The code is working but I do NOT think it is using the optimzation since my response time is mostly like this
Request took 12.1s (inference: 3.0s, init: 1.8s)

please advice. thank you

gadicc · April 14, 2023, 10:37am

Hey @shao.

Firstly, welcome to the forums, and thanks for providing all these details, which was really helpful.

To be honest, 12s total response time sounds really good for a cold start!

The model init time is where you really see the difference in optimization. 1.8s is great. I unfortunately don’t recall runpod’s init time for unoptimized models, but on banana at least, unoptimized ~= 90-120s (!) vs optimized ~= 2.5s.
The difference in request time vs init+inference (i.e. 7.3s in your example above) is the container boot time (+ any network latency).

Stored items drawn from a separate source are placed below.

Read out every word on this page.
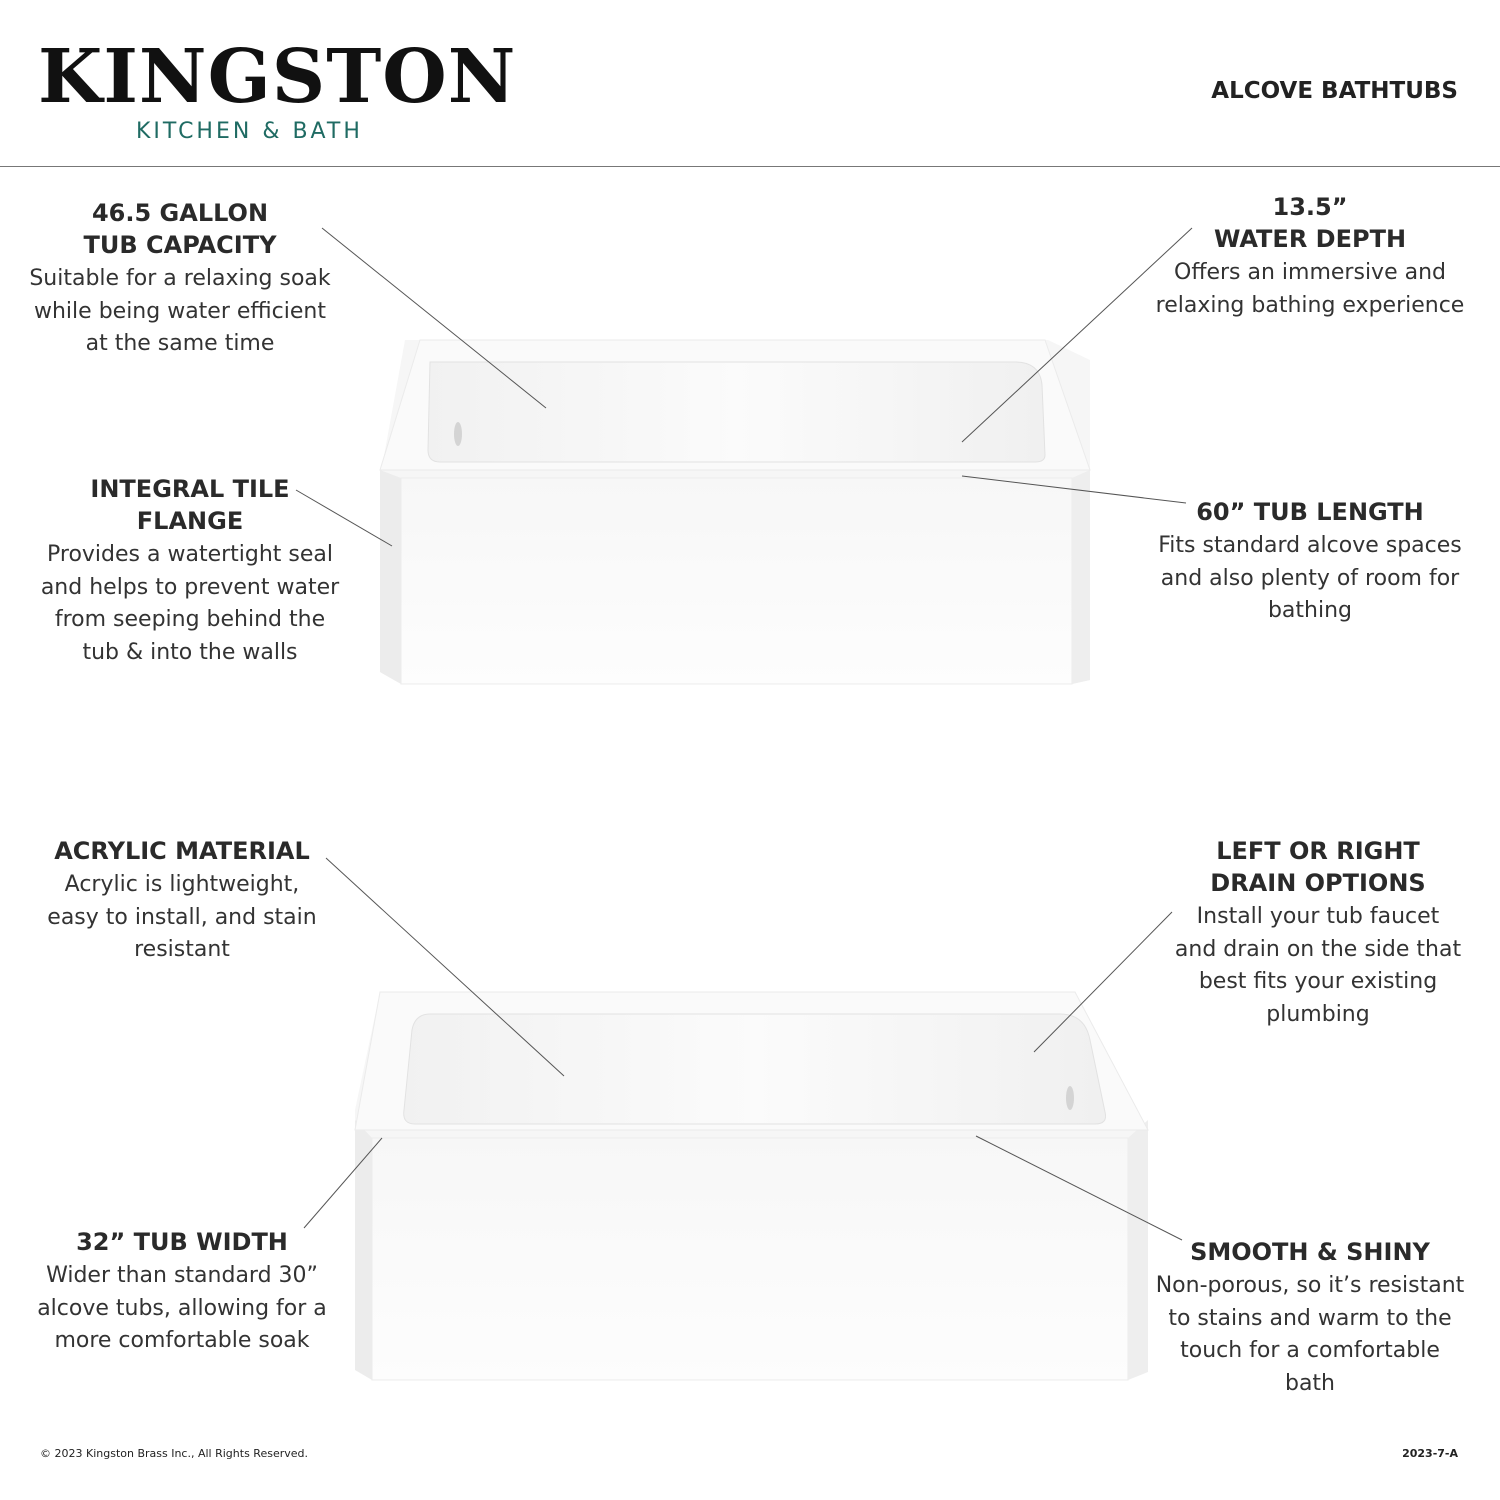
KINGSTON
KITCHEN & BATH
ALCOVE BATHTUBS
46.5 GALLON
TUB CAPACITY
Suitable for a relaxing soak
while being water efficient
at the same time
13.5”
WATER DEPTH
Offers an immersive and
relaxing bathing experience
INTEGRAL TILE
FLANGE
Provides a watertight seal
and helps to prevent water
from seeping behind the
tub & into the walls
60” TUB LENGTH
Fits standard alcove spaces
and also plenty of room for
bathing
ACRYLIC MATERIAL
Acrylic is lightweight,
easy to install, and stain
resistant
LEFT OR RIGHT
DRAIN OPTIONS
Install your tub faucet
and drain on the side that
best fits your existing
plumbing
32” TUB WIDTH
Wider than standard 30”
alcove tubs, allowing for a
more comfortable soak
SMOOTH & SHINY
Non-porous, so it’s resistant
to stains and warm to the
touch for a comfortable
bath
© 2023 Kingston Brass Inc., All Rights Reserved.	2023-7-A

You should be able to see exactly what’s happening in the banana logs.
Subsequent requests should be super fast, just the inference time. But it depends on your “idle timeout” setting (after this time, the container shuts down again, to save you money… you can make the timeout longer (default is 5s) or set a number of “min workers” to keep things past, but you’ll pay more for keeping the containers alive when no one is using them.

The only other thing I notice is that usually we need a triple-slash (///) for S3 URLs, but I think if it didn’t find the model, you would have gotten an error. Anything else in the logs on the runpod side? Also, if you’re using default bucket and model name - which it seems you are - you should be able to just put MODEL_URL="s3://" and it will figure out the full URL for you.

Hope this helps and let me know if anything wasn’t clear or you have any other questions. And thanks for posting your experience on the forums.

shao · April 14, 2023, 2:54pm

Thanks for the quick reply. Appreciate this and the high quality code you have written.

Agree with you that 12s is not bad at all.

I will look at the ///, but as you hinted, this might be already working as intended.